FRIDA HYVÖNEN – until death comes

(CD/LP, secretly canadian)

Within the forever fascinating genre-construction of the female singer / songwriter there are currently only a few remarkable exceptions from the beautiful girl with guitar-modell dwelling in minor / major chord changes. And whenever there is such an exception they are usually first compared to Joni Mitchell and then cast off as too “artsy” and complicated. Which is wrong in many ways and probably nothing but an effect of male fear of strong female minds, but I am no psychologist to really be able to get deeply into this theory. But what I can say from the viewpoint of a music-listener, it is a fact that the exceptions to this formula are usually longer lasting and more relevant in hindsight than the long line of good looking girls with guitars strolling down the frontcovers of magazines, fashionable this week, forgotten the next one.

Playing the piano as basic instrument the main lazy journalist’s reference point for Frida Hyvonen should be Carole King, but then most people, even music interested, seem to be surprised that songs like “You make me feel like a natural woman”, “I feel the earth move”, “You’ve got a friend” and “where you lead” are from the same writer and that they are from the same album and that this album, “Tapestry” was the debut album of King. Most of them you’ll have to tell that the last songs of the one’s mentioned is the intro-song of “Gillmore Girls” and that’s when you get a few understanding “aahs” finally. It is a shame. Probably, I just had a bad bunch of refrences to talk to. Most of them even didn't know Rickie Lee Jones.

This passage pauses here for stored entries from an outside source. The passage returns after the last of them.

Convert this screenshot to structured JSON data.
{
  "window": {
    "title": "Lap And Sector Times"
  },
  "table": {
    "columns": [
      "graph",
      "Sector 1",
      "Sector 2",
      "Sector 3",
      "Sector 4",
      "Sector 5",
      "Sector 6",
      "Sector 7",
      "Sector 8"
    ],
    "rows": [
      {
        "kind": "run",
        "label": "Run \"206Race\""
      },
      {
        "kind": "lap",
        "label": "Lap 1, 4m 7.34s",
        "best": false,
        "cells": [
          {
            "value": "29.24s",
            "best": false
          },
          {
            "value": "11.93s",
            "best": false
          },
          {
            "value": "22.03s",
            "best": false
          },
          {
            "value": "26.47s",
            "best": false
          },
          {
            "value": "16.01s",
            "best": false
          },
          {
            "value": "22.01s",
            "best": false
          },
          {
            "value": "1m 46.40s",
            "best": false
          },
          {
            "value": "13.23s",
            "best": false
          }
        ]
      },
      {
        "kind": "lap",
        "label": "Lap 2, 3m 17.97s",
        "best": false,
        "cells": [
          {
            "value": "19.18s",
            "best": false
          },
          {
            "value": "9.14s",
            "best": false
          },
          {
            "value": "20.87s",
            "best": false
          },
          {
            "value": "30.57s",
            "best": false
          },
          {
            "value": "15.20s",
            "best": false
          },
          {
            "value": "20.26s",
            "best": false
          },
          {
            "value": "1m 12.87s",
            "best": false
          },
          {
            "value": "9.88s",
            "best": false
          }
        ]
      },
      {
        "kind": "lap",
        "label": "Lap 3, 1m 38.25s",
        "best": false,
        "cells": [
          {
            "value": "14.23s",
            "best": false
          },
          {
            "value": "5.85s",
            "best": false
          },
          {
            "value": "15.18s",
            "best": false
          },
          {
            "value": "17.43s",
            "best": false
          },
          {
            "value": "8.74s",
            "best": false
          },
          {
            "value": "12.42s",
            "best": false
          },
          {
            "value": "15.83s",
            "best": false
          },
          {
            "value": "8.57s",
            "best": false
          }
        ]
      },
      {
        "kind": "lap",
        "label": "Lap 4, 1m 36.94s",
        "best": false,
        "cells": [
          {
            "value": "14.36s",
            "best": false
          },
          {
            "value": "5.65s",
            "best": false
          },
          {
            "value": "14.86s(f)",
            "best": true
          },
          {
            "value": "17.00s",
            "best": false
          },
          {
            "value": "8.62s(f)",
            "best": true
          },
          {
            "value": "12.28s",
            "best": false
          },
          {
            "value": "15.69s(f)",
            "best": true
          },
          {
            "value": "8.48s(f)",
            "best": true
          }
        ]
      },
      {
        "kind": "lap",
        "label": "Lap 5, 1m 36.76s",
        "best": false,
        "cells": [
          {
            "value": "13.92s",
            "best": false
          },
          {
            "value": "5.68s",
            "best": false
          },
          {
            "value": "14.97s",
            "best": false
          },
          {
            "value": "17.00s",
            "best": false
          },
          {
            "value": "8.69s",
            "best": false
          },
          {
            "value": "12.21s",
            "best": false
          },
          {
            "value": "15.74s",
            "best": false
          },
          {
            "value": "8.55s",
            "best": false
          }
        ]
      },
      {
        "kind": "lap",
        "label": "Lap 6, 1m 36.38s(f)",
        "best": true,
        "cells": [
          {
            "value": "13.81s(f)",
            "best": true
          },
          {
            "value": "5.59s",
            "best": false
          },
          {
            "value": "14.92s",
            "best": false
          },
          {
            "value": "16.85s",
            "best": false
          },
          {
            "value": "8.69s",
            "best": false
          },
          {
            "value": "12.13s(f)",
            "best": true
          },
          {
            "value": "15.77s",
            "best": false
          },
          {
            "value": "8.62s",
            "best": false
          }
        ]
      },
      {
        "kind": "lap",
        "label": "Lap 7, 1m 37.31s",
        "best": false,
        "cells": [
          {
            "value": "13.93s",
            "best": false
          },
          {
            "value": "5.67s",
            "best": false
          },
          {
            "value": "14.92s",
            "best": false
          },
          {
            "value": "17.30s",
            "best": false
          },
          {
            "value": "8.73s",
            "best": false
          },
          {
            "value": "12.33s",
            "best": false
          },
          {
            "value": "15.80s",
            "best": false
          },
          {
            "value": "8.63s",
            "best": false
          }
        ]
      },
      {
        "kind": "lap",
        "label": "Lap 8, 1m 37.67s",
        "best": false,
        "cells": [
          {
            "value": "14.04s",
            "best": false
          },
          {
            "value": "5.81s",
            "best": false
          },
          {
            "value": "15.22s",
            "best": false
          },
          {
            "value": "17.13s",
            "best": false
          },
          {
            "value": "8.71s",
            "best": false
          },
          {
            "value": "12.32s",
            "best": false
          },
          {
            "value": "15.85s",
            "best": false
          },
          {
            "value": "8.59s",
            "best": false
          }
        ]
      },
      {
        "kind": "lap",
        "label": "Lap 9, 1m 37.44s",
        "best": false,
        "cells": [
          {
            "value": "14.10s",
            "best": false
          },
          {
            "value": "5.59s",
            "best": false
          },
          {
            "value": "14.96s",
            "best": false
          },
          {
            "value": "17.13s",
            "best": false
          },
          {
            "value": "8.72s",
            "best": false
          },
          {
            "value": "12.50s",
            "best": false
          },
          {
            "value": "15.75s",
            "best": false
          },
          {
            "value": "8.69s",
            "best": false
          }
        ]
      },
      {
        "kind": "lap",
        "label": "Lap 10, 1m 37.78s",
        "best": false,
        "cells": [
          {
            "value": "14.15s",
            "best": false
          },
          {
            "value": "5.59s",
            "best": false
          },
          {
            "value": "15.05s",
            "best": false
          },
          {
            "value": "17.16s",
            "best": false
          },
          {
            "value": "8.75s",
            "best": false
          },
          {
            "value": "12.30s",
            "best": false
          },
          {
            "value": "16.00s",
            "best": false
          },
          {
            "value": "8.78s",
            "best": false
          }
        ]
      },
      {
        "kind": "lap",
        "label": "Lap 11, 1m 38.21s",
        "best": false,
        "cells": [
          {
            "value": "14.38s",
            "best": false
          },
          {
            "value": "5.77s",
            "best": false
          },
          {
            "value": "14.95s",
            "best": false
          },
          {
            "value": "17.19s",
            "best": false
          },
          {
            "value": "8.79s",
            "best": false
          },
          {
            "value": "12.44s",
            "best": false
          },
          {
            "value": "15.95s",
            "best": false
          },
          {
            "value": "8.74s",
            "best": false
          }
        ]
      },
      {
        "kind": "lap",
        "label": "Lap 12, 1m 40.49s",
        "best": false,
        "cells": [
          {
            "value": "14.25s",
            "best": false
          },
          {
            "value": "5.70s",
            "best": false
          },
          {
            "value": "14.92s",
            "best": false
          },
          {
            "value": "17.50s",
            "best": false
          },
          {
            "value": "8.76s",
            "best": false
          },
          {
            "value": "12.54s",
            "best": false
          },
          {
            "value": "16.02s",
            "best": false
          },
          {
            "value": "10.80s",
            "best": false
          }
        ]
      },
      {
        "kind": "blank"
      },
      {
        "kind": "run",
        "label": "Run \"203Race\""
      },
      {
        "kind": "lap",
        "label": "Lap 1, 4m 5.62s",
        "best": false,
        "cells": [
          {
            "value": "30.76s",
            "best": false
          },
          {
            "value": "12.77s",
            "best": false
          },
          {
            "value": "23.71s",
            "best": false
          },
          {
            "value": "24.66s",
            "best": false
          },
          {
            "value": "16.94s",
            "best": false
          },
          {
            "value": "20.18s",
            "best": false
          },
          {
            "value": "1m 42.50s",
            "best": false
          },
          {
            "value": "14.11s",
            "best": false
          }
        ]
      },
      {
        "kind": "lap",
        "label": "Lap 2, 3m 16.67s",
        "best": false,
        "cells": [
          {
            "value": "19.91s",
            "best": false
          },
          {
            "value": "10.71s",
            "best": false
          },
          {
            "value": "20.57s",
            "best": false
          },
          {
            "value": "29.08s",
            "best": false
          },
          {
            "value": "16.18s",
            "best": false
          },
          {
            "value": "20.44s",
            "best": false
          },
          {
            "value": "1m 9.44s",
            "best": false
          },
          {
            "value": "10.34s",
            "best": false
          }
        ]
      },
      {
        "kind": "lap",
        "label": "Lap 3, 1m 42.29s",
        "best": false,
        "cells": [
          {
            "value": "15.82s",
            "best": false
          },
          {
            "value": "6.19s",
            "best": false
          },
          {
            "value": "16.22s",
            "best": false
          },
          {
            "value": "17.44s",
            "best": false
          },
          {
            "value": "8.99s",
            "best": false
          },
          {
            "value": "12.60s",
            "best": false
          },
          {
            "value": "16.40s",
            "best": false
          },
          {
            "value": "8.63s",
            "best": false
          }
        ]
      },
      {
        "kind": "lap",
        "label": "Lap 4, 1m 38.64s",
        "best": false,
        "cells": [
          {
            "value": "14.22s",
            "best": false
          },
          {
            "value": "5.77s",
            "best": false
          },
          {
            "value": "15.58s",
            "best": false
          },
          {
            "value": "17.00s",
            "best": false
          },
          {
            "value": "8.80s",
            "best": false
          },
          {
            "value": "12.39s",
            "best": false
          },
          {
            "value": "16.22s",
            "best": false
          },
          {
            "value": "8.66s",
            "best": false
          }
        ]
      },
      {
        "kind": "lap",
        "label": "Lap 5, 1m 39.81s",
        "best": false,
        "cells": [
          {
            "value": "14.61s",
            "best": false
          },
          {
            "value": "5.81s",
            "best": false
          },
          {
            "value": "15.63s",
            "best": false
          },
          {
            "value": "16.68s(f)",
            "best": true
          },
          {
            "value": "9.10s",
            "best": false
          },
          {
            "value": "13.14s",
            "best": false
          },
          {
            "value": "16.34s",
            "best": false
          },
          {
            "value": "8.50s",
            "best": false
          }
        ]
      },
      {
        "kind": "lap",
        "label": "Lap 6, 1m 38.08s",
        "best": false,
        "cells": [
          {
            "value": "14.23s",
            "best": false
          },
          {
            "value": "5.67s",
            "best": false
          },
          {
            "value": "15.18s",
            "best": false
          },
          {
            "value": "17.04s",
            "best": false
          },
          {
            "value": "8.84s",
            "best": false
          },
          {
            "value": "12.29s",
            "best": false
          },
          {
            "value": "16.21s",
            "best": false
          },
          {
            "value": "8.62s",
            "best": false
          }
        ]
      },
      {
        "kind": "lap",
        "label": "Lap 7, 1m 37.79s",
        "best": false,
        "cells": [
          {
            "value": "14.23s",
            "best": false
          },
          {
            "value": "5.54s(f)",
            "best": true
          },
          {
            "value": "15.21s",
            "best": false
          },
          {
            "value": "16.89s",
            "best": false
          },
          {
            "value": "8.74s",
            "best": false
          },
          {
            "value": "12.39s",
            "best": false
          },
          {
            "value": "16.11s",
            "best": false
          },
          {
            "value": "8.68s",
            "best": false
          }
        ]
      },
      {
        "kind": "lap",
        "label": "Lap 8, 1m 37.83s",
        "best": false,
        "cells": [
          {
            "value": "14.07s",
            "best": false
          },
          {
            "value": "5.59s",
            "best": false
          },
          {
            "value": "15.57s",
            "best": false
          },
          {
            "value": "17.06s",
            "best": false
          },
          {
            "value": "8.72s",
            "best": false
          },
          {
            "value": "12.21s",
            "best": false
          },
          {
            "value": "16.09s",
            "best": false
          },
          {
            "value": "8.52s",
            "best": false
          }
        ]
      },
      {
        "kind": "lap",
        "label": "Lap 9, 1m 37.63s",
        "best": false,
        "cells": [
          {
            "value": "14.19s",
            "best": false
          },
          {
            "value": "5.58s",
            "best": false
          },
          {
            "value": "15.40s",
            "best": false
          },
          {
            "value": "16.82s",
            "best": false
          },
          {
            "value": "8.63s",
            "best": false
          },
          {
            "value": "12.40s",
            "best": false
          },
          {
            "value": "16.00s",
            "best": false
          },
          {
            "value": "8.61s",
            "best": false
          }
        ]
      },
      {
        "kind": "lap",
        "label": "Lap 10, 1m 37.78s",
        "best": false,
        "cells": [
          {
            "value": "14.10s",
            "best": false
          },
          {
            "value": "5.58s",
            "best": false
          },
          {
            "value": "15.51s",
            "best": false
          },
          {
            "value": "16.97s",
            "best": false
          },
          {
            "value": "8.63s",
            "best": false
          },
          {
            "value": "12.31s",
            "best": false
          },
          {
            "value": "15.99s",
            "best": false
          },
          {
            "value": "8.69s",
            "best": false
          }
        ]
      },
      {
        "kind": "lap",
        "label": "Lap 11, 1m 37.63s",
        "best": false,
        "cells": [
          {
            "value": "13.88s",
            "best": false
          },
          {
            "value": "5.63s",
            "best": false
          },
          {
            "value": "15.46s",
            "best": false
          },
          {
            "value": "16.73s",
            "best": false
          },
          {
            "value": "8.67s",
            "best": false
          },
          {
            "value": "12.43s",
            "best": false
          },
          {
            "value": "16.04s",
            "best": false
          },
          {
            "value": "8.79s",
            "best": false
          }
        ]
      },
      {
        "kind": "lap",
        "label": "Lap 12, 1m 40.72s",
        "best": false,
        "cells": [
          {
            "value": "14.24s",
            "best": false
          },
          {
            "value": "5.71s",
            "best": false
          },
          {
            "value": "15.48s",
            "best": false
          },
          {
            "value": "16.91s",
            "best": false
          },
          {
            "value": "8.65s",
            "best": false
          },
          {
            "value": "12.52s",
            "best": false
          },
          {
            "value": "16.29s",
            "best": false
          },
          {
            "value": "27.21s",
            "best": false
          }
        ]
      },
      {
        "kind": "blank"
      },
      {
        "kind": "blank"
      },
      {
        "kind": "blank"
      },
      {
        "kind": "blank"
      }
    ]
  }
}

Most of the time the piano is the only company to Hyvönen’s singing, although there are a few layers added, echos and overdubs here and there, to expand the recording. Sometimes a lonely glockenspiel is heard in the back and then an even lonelier trumpet solo accentuates a song. But as the fabulous “You never got me right” that doesn’t mean this setup has to mean melancholy and ephemeral melodies, but can be used for an impressive punch of anger and aggression – something that scares the regular male music journalist off quicker than a press conference without a buffet. And however much strange or cubic the songs might sound to an ear unwilling to open itself, there is always at least one moment of pure bliss and beauty awaiting the listener. (And true, that is also the fact with a lot of songs by Joni Mitchell.) “Come another night” is the only musical exception with a full band arrangement including horns and drums and electric bass. And James Taylor would be more proud than anything of this song. But also “Valerie” is a more straightforward, wonderful song that would feel well on any decent radio station. I am just waiting for Hyvönen to appear on “Gilmore Girls” (as colleagues like Sonic Youth, Yo La Tengo and a few dozen others have already done.)

But it is the scope of emotions and atmospheres Hyvönen is able to conjure up in her songs that will strike you first. At times she is shy and fragile, then self-confident and pushy, next she brings out the little girl inside her falling in love for the first time only to turn into a wold-wise grown up the next moment. The second thing that will fascinate you is the depth of introspection of the songwriting.

So a song like “N.Y.” might start with the overused picture of snow falling in New York but “in silent houses quiet christmas trees stand wrapped in electricity” makes it clear that here is some deeper introspection than the usual Ally McBeal / Sex and the City – melancholia. And when the singer’s call for romance is underlined by the knowledge that “for this kind of hunger there is no word / this kind of rage doesn’t know how to make itself heard” it overtly clear that Hyvönen won’t dwell in simple black and white pictures or be satisfied with scratching the surface, but feels the need to get right down to what makes up an emotion with all its contradictions, dark edges and extremities.

There is one point that puzzles me a little: the title “until death comes” hints at a search for something that is lasting or at least points out the will to hang in the search until it is either found or final. In connection with the over all white cover design I am starting to fear that there is a big deal of death longing hidden in the music and the artist. The white colour the cover is drenched with – a white room with a white piano and Hyvönen dressed all in white surrounded by white – makes me think of the endless, snowcovered winters of scandinavia and that white is the traditional colour for funerals in Asia. Fortunately, a song like “Come another night” or “You never got me right” or even “The Modern” shows me that there is a lot of energy still around and makes me hope for more of these wonderful songs, because after all, the only bad thing I can find about “until death comes” is that it is too short. But then again, better ten songs with the basis to last a lifetime than a hundred songs worth only the time they are being listened to (if at all). And this record is a stayer, for sure; a record to be held onto forever. Hey, that is a much better interpretation of the title.